The comments below were provided by Kevin Lane of Fusion IQ.
As seen on the weekly S&P 500 Index chart below (with closing prices as at 7/7/09), the Index recently slammed into a convergence of resistance and a downtrend line (red and green lines). After needing a near 44% rally from the lows just to trade up to the aforementioned resistance area, it was hard to imagine the S&P 500 would just blast up through that level.
Add to the mix the fact that we recently entered a period that is historically weak for stocks and it makes sense why prices have corrected of late. As we have said a few times recently, the Index has most likely reached its high point for a while and is likely at best to trade range bound or realistically lower for a period of time.

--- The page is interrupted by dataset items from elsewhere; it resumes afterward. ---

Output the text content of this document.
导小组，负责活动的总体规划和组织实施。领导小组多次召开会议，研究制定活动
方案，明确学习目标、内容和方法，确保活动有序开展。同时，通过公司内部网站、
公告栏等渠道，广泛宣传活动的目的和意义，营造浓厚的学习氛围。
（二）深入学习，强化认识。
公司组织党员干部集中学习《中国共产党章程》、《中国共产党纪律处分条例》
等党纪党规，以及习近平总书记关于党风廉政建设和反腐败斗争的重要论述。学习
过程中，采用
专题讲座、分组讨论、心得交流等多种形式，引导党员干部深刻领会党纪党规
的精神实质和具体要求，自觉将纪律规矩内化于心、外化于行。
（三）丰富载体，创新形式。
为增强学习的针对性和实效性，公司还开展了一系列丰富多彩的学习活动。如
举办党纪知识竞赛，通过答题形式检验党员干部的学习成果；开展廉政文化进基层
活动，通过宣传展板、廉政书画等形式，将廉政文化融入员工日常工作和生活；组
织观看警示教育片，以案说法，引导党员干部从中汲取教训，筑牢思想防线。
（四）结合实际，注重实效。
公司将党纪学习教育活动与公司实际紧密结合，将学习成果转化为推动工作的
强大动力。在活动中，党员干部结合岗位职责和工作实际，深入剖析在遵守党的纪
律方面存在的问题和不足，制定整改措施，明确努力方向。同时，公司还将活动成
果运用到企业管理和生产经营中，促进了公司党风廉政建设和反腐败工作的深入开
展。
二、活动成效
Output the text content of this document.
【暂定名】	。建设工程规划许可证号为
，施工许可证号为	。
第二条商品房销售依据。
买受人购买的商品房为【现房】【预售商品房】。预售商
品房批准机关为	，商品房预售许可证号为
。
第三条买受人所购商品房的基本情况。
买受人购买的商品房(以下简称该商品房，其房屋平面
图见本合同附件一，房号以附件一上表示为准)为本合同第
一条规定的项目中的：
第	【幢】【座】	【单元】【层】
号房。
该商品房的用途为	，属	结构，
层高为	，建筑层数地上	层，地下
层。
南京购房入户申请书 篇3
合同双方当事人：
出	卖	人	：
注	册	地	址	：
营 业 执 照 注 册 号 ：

We also suggested and continue to suggest that stops on remaining long holdings be adjusted/tightened and long exposure be reduced for the time being. Since the dawn of the markets most, if not all, bottoming processes have had some kind of testing process after setting an initial low. In 2002, for instance (our most recent low prior to March 2008), the S&P 500 tested the lows on three separate occasions (red arrows) before the final lows were ultimately set. So, to expect things would be different this time doesn’t make much sense.
There will be short-term trading opportunities that present themselves during the remainder of the summer and into the fall; however, we don’t see any directional bull trend re-establishing itself before some kind of retest sequence. The only thing that would change this outlook is a high volume move on strong internals back above the recent highs.